Les techniques d’évaluation de l’activité des ATB peuvent être mises en œuvre au laboratoire. Elles
reposent sur les mesures de la CMI (Concentrations Minimales Inhibitrices) et de la CMB
(concentration minimale bactéricide) qui correspond à la plus petite concentration de l’antibiotique
laissant 0,01% au plus de survivants de l’inoculum initial après 18 h de culture à 37°C.
L'antibiogramme a pour but de déterminer les CMI d'une souche bactérienne vis-à-vis des divers
antibiotiques.
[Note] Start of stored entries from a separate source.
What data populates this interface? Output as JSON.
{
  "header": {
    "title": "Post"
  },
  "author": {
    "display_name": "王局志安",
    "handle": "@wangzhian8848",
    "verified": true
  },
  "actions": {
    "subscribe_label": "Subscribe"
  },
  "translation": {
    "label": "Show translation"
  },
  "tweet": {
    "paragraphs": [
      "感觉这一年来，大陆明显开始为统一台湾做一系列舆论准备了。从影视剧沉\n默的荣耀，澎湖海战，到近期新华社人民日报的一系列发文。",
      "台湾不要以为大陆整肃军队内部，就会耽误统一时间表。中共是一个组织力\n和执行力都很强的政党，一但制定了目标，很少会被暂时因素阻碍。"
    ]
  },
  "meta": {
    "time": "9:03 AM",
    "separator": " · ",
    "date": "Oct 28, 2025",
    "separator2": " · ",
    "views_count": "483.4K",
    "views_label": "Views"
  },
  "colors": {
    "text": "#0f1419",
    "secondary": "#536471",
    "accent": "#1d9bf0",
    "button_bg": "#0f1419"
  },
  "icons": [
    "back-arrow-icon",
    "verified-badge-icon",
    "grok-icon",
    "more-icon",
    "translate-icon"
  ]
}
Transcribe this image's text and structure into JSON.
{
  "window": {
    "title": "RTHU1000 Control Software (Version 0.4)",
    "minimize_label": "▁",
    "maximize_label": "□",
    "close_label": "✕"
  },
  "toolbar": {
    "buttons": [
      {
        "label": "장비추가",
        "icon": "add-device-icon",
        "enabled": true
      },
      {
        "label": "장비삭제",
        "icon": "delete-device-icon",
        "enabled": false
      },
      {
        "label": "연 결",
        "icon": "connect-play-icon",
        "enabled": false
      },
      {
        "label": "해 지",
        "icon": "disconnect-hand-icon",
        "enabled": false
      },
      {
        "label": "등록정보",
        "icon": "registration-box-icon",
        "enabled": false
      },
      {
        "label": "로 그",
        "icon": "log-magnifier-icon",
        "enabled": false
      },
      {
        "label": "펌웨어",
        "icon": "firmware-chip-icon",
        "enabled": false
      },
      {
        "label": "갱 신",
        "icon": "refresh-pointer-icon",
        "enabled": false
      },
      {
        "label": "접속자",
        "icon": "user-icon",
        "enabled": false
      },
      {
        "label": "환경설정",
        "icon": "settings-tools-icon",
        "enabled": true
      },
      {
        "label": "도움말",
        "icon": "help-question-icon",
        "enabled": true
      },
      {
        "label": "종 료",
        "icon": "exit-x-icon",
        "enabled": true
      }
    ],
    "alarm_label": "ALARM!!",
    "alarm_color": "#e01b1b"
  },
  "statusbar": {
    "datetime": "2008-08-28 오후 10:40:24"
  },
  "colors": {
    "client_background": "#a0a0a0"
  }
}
Par définition la CMI est la plus faible concentration d'antibiotique capable de
provoquer une inhibition complète de la croissance d'une bactérie donnée, appréciable à l'œil nu,
après une période d'incubation donnée. La détermination de cette valeur est peu précise mais elle
est consacrée par l'usage et elle bénéficie d'une masse importante d'informations recueillies à son
sujet.
II.3.3.1. Méthodes de dilution
Les méthodes de dilution sont effectuées en milieu liquide ou en milieu solide. Elles consistent à
mettre un inoculum bactérien standardisé au contact de concentrations croissantes d'antibiotiques
selon une progression géométrique de raison 2.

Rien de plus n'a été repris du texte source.